The data, was in fact, interesting enough to change my mind on writing this post. First, I see a lot of articles written out there saying “just patch your $expletive, these have been available for 2 months!”. To be clear, 60 days to patch in the enterprise is far from unusual. It doesn’t surprise me to see un-patched systems still for these vulnerabilities. The proliferation of infection via SMB is certainly more unusual, but far from shocking. Even more unusual was Microsoft issuing an update for an out-of-support operating system. At Kenna, we recently surpassed the 1 billion open vulnerabilities under management mark. So of those 1 billion plus vulnerabilities, where does this one fall in our risk scoring?

As I mentioned earlier, we ranked these vulnerabilities very high, 100 out of 100 to be exact. But, as I also mentioned, so did everyone else, including CVSS–so big deal. What I really wanted to know is, does this help to prioritize the right remediation?

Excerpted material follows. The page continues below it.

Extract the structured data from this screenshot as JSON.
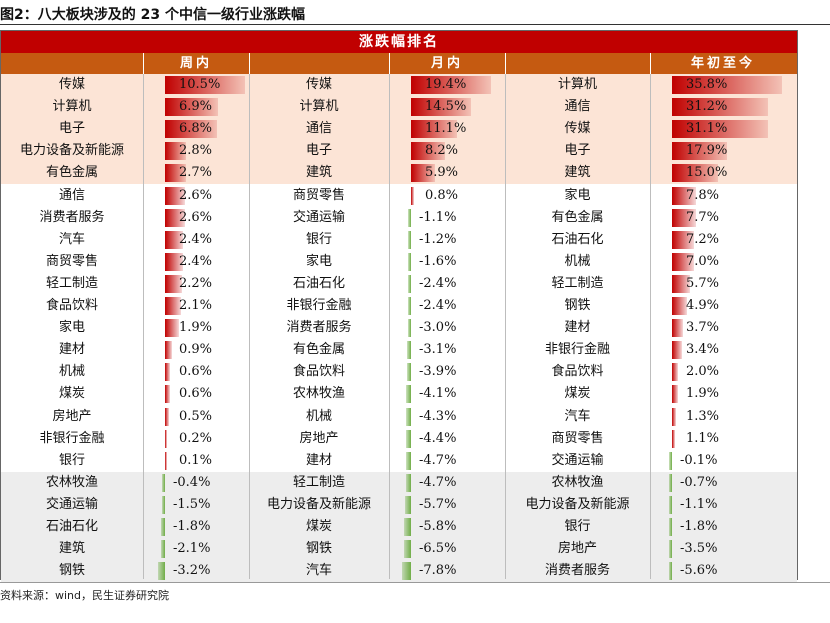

Out of those 1 billion vulnerabilities, 259,451,953 are either a CVSS score of 9/10. Not only is that over a quarter of all the vulnerabilities we see in scans, it’s also entirely unmanageable – even for the over 300+ enterprises this represents collectively. As the saying goes, if everything is a priority then nothing is.

CVSS Distribution

 

 

Next, we compared that to using the Kenna risk meter score, where 9,675,000 / 1,000,000,000+ vulnerabilities in our platform have a score of 100. That’s less than 1% prioritized.

Risk meter distribution

 

 

Interestingly enough, not only is there less noise at this of level of precision, but this chart also does a good job of showing the power law that is represented in cyber security risk.

Now, to be clear, this isn’t magic. It’s just using a data-driven risk-based approach to remediation–something I obviously have a biased view of, but hey, our numbers are growing and I’m no longer a special snowflake.